Resano estaba estirando los límites de lo deontológicamente aceptable hasta un extremo que no había visto con anterioridad. Quería creer que aquello no tenía absolutamente nada que ver con nuestros antecedentes personales.

—Lo que está pasando, dicho en pocas palabras, es que al parecer la hija mayor ha manifestado su intención de vivir con su padre —informó Resano—. Y que la señora Jiménez solicita que la niña testifique en ese sentido y le sea concedida su custodia de inmediato a su cliente, como ha escuchado.

Sofía y yo cruzamos una mirada estupefactas. Opté por decir algo para impedir que Concha lo hiciera.

—¡Señoría, esto es… inaceptable de todo punto, es una niña, es una menor! —exclamé mordiéndome la lengua para no decir algo inapropiado y mirando a Sofía para invitarla a que interviniera. Al fin y al cabo, era ella quien llevaba el caso y quien conocía mejor todo lo que había pasado en las últimas semanas.

—Con la venia, señoría, ¿puedo hacer uso del turno de palabra? —preguntó rápidamente mi asociada fulminándome con la mirada.
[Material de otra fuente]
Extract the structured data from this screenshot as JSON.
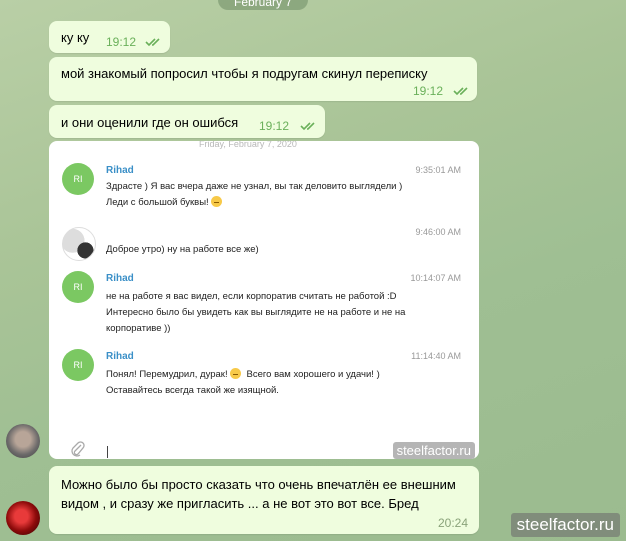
{
  "date_pill": "February 7",
  "messages": [
    {
      "text": "ку ку",
      "time": "19:12"
    },
    {
      "text": "мой знакомый попросил чтобы я подругам скинул переписку",
      "time": "19:12"
    },
    {
      "text": "и они оценили где он ошибся",
      "time": "19:12"
    },
    {
      "text": "Можно было бы просто сказать что очень впечатлён ее внешним видом , и сразу же пригласить ... а не вот это вот все. Бред",
      "time": "20:24"
    }
  ],
  "screenshot": {
    "date": "Friday, February 7, 2020",
    "messages": [
      {
        "avatar": "RI",
        "name": "Rihad",
        "time": "9:35:01 AM",
        "text": "Здрасте ) Я вас вчера даже не узнал, вы так деловито выглядели ) Леди с большой буквы!"
      },
      {
        "avatar": "",
        "name": "",
        "time": "9:46:00 AM",
        "text": "Доброе утро) ну на работе все же)"
      },
      {
        "avatar": "RI",
        "name": "Rihad",
        "time": "10:14:07 AM",
        "text": "не на работе я вас видел, если корпоратив считать не работой :D Интересно было бы увидеть как вы выглядите не на работе и не на корпоративе ))"
      },
      {
        "avatar": "RI",
        "name": "Rihad",
        "time": "11:14:40 AM",
        "text_a": "Понял! Перемудрил, дурак!",
        "text_b": "Всего вам хорошего и удачи! ) Оставайтесь всегда такой же изящной."
      }
    ],
    "watermark": "steelfactor.ru"
  },
  "site_watermark": "steelfactor.ru",
  "colors": {
    "bubble": "#effdde",
    "time_green": "#6ab05a",
    "name_blue": "#3a8fc7",
    "avatar_green": "#7bc862"
  }
}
—Puede —respondió la juez—, y avise a su colega de que es la última vez que dice una sola palabra sin tener mi autorización explícita. Si vuelve a hacerlo, no solo será expulsada de la sala, sino que le impondré una multa por mala fe procesal, y remitiré un escrito al ilustre Colegio de Abogados para que le abran un expediente disciplinario que le impida ejercer durante una larga temporada en cualquier tribunal del territorio español. Esta mañana le queda denegado el uso de la palabra en el resto de comparecencia, señora Tramel. Ahora puede proceder.
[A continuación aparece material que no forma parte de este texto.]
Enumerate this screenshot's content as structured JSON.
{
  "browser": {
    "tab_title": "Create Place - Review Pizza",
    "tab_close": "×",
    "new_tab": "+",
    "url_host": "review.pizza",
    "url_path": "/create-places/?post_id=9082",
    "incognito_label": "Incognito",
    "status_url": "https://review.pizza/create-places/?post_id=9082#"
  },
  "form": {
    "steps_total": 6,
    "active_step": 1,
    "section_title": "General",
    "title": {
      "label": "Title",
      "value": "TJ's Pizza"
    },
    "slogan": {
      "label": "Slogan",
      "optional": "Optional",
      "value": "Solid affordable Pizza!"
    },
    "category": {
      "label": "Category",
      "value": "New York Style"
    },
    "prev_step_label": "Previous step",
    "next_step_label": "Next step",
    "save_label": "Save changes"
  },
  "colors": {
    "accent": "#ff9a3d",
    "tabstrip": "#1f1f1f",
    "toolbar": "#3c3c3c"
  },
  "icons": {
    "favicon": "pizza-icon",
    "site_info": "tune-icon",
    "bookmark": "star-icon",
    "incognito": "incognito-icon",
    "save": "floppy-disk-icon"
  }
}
—Muchas gracias, señoría —se apresuró a decir Sofía—. Con la venia, nos cuesta creer que la hija mayor del matrimonio haya expresado su deseo de vivir con su padre. Tal y como quedó patente a los ojos de todos los presentes, cuando tuvo ocasión de mostrar su preferencia lo hizo claramente agarrándose literalmente a su madre, de la que no quería separarse bajo ningún concepto. Ignoramos qué clase de artimaña o de manipulación psicológica se trae entre manos la parte contraria, pero nos negamos en rotundo a que se valore siquiera la posibilidad de que la niña tenga que volver a declarar, ya quedó demostrado la última vez que fue traumático para ella y que no tenía nada relevante que aportar a la causa.
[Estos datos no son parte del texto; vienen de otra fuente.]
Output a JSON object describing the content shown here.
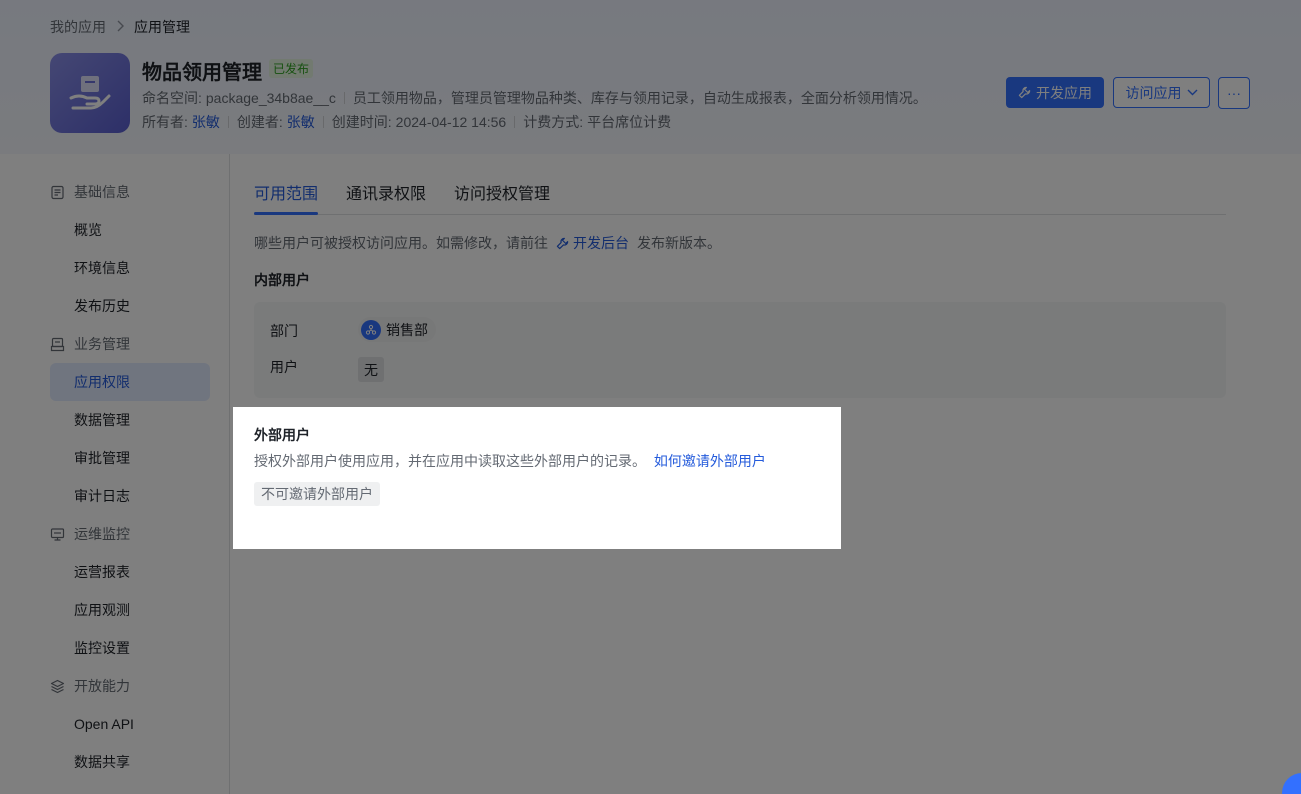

Error. Sofía estaba dando por supuesto algo que desconocía, los sentimientos de una adolescente eran volubles y misteriosos, era imposible saber qué podía haber soltado por esa boca, o peor aún: qué diría en caso de que volviese a declarar. Tal vez odiaba a su madre por cualquier estúpida razón (como el noventa por ciento de las crías a su edad), y sin darse cuenta de lo que eso suponía, podía ser incluso cierto que ahora quería irse a vivir con su padre. No sé si la tal Melody tenía algo que ver en todo esto, permanecía junto a Felipe atenta, erguida sobre la silla, como si le estuviera infundiendo serenidad y entereza al muy cabrón.

—Con la venia, señoría —intervino Palmira, que aguardó a que la juez le hiciera un gesto con la mano—. Si la abogada vuelve a acusar a esta letrada o a su cliente de manipulación psicológica de la menor, se verá enfrentada a una demanda de inmediato. Entendemos que sus palabras han sido fruto de la impotencia al ver que las cosas esta mañana no están saliendo a su conveniencia, y por ello le pedimos que las retire sin más. Por otra parte, fue precisamente la Fiscalía quien abrió la posibilidad en este proceso de citar a declarar a una menor, y si la juez tuvo a buen criterio estimar dicha solicitud, estamos convencidos de que en esta ocasión actuará de la misma forma. Insistimos en que su señoría tome muy en consideración esta solicitud pensando única y exclusivamente en lo mejor para la niña, el régimen actual de custodia es claramente nocivo para ella, como usted misma comprobará si se lo pregunta directamente. Por favor, señoría, escuche a la pequeña.

Vi en el gesto de Resano que probablemente lo iba a permitir, que las palabras de la Presidenta le habían hecho mella; si ya lo había permitido una vez, por qué no ahora que la niña parecía tener algo que decir. Palmira tenía que estar muy segura para montar aquel teatro lamentable.

Mientras Sofía replicaba educadamente sin conseguir nada, en mi opinión, garabateé una pregunta en un post-it: «¿Qué ha pasado con Jimena?». Le pasé el papel a Concha, que lo leyó y, sin ninguna gana, como si fuera irrelevante, escribió debajo: «Hemos tenido alguna pequeña discusión».

Podía traducir lo que significaba «pequeña discusión»: gritos, pérdida de papeles, amenazas, castigos. Nada que no hubiera pasado millones de veces entre cualquier madre y su hija adolescente, pero que aquí adquiría una dimensión totalmente distinta y podía suponer la pérdida de la custodia incluso, si es que Jimena había heredado el carácter de su madre y era tan terca como ella, cosa de la que no tenía duda por lo que había visto. Pensé que debería prohibirse la adolescencia por decreto ley, así, sin contemplaciones. Sostuve la mirada de mi amiga, que sin necesidad de decir nada más entendió la gravedad de la situación, no era una pequeña discusión, era algo mucho más gordo.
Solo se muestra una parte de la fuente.